The letter also addressed farmers’ concern that provisions for farm services agreements, coupled with the government’s moves towards a liberalized land lease regime, would lead to large-scale corporate farming. While contract farming arrangements are voluntary in principle, the acute crisis in agriculture with no price assurances, may push farmers towards this pattern despite bleak results.
5. Concern about domination by big agri-business:
Economists agreed with farmers’ concern that the three Acts together unshackle agri-business companies from state-level regulation and licensing; constraints such as existing relationships between farmers, traders and market agents; limits on stocking, processing and marketing.
A few big players would control consolidation of the market and the value chains in agricultural commodities. This has already happened in countries such as the USA and Europe, they said.

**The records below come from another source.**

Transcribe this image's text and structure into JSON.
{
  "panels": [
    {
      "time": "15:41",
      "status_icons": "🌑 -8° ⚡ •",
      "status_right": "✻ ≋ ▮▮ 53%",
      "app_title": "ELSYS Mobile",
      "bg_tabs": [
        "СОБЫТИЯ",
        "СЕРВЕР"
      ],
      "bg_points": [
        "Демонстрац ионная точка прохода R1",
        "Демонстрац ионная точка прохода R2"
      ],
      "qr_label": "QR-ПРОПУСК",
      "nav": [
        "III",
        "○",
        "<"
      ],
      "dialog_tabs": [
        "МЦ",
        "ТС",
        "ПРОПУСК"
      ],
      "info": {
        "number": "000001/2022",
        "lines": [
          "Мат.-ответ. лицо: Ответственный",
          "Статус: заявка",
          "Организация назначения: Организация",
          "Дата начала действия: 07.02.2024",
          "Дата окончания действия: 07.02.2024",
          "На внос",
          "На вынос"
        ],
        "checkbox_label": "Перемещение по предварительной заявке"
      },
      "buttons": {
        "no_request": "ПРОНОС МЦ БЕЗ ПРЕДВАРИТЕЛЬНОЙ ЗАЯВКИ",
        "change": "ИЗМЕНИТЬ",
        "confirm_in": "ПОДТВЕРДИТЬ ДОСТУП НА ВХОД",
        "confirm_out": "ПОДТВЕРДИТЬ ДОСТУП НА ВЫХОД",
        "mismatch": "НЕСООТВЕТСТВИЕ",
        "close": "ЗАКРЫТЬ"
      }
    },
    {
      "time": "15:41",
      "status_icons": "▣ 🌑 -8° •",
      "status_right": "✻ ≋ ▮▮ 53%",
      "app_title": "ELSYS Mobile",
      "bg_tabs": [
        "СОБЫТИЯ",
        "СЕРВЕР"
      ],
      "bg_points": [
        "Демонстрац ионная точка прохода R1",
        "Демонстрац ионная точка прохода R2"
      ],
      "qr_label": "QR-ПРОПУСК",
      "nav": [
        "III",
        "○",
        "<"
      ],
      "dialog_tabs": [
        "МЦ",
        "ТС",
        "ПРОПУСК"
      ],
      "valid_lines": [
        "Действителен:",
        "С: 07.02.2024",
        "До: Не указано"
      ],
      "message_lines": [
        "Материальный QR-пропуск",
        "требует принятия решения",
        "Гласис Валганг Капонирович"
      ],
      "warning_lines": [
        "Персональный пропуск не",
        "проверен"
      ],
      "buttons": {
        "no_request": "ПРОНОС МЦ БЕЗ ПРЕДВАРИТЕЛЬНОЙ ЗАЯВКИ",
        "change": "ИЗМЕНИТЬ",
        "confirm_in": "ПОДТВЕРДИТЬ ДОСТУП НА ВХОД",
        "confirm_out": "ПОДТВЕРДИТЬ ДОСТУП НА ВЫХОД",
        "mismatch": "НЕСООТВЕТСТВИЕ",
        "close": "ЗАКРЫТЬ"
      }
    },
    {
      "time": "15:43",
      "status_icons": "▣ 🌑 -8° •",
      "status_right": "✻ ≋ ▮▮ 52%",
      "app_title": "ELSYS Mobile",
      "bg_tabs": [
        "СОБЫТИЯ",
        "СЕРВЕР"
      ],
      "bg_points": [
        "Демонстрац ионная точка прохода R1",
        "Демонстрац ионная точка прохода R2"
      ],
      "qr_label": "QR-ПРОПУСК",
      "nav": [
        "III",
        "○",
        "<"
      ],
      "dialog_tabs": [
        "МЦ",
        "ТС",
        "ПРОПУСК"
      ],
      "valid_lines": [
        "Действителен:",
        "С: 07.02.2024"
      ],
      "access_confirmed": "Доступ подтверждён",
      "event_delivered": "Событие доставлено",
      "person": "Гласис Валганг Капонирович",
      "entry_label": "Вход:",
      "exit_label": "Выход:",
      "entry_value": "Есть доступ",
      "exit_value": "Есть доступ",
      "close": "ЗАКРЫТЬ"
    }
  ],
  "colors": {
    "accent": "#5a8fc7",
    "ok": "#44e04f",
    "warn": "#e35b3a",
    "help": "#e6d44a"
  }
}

They argued that instead of the “Get-Big-or-Get-Out” dynamic Indian farmers require a system that enables better bargaining power and their expanded involvement in the value chain by putting storage, processing and marketing infrastructure in the hands of farmers and FPOs. Such an alternative would enhance farmer incomes. Some earlier government policy initiatives were expected to work towards that direction.
The letter further alleged that the Acts allowed the central government to step back from its commitment to help farmers build infrastructure and consolidate their bargaining position in the market.
“In view of the above fundamental issues, we believe that amending a few clauses will not be sufficient to address the concerns rightly raised by the farmers. We strongly believe that it is not desirable to perpetuate the impression that farmers are misled by others, when they are raising valid and genuine concerns. The current impasse is not in anyone’s interests and it is the responsibility of the government to proactively resolve it by addressing the farmers’ concerns,” they said.
Accordingly, the group asked the central government to withdraw these Acts and instead consult farmer organisations and other stakeholders to bring about equitable and sustainable benefits to farmers and the economy.
“It would be the truly democratic thing to do,” they said.